If you can’t determine how to solve this problem, go straight to our guide on how to fix the Duplicate, Google chose different canonical than user issue.
Duplicate, submitted URL not selected as canonical
It means that Google found pages in your XML sitemaps that it considers duplicates. Go through your sitemap and ensure all the URLs found in it should be indexed.
Duplicate without user-selected canonical
These are duplicate URLs without any specified rel=canonical URLs – determine the most suitable canonical pages for them and add them.
URL Inspection tool
You can use the URL Inspection tool to further investigate how Googlebot views the URLs excluded from the index.

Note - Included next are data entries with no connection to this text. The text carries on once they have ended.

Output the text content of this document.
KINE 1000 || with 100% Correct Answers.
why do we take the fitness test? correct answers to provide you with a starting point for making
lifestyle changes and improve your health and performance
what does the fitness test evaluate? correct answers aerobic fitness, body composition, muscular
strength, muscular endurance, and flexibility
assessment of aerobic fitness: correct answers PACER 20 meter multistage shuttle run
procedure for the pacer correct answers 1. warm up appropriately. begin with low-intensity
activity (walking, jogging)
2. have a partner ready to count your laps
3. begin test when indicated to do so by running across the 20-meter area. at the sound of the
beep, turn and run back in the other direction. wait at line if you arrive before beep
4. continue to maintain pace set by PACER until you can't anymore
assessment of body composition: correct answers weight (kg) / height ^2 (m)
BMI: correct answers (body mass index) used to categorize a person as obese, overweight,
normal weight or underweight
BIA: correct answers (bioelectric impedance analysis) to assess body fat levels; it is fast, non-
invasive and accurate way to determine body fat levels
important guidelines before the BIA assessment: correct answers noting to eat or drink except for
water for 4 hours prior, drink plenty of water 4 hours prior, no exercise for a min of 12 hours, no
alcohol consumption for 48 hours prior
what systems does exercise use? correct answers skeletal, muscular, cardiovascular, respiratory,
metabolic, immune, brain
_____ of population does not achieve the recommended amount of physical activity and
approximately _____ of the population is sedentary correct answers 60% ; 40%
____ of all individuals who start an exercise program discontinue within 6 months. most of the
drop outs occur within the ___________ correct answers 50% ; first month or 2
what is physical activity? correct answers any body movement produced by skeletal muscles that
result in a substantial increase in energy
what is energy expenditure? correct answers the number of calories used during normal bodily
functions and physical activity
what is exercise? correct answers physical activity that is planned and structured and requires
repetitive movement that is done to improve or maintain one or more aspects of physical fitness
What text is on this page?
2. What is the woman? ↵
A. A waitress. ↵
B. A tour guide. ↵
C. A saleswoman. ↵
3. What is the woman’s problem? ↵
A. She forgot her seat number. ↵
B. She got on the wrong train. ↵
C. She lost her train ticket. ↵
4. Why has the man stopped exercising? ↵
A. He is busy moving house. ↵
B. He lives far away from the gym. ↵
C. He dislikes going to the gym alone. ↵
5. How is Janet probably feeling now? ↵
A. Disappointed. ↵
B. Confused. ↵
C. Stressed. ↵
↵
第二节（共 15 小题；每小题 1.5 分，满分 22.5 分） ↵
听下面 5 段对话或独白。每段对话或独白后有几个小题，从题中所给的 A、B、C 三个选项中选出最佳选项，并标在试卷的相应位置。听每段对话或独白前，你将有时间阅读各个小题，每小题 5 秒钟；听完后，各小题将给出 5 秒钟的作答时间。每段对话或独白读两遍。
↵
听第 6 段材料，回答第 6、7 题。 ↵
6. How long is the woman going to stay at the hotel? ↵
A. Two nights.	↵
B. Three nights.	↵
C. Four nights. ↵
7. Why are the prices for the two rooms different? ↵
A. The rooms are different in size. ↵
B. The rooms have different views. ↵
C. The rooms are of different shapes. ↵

When inspecting a page, look at:
- Date of the last crawl – Last time Googlebot fetched the page. If a canonical tag was added recently, it’s likely that Googlebot has not crawled the URL since then.
- User-declared canonical – This should show the URL you selected – check if it’s the correct URL.
- Google-selected canonical – If Google chose a different canonical page, you can see which URL was selected.
You can also check whether the canonical tag was added correctly. Click on View crawled page to examine the rendered content and search for the canonical tag in the <head> section.
In the More info tab, you can check the HTTP response header that Googlebot received.
Ensure it aligns with the desired configuration, even if you are using rel=canonical in the HTML of a page.
A website crawl can help you uncover issues with your canonical tags.
Website crawlers provide you with details on the canonical vs. non-canonical ratio. They will alert you of any incorrect canonicals, such as removed/missing pages (HTTP 4xx), server errors (HTTP 5xx), or redirects (HTTP 3xx) in canonical tags. Generally, you should investigate any status codes other than HTTP 200.
Follow this guide to learn how to audit your canonicals using Screaming Frog’s SEO Spider.
Implementing canonical tags gives you the possibility to tell search engines which URL represents the best version of each piece of content. You may then influence which pages appear in search results – and which ones are treated as secondary.
Canonicals are mere signals that search engines don’t need to respect. But, in many cases, you can increase the chances of your canonical tags being respected. How?
Follow the outlined best practices – here is a condensed list of my recommendations:
- Identify duplicate content on your pages and choose which page version should be primary – e.g. because it’s the most representative or valuable page,
- Ensure you send consistent signals to search engines regarding your canonicals,
- Use self-referential canonical tags,
- Make sure your implementation of the robots.txt file, noindex tags, and the sitemap aligns with your canonicalization,
- Ensure there is sufficient content parity between duplicate and canonical pages,
- Limit the internal linking to the duplicate pages.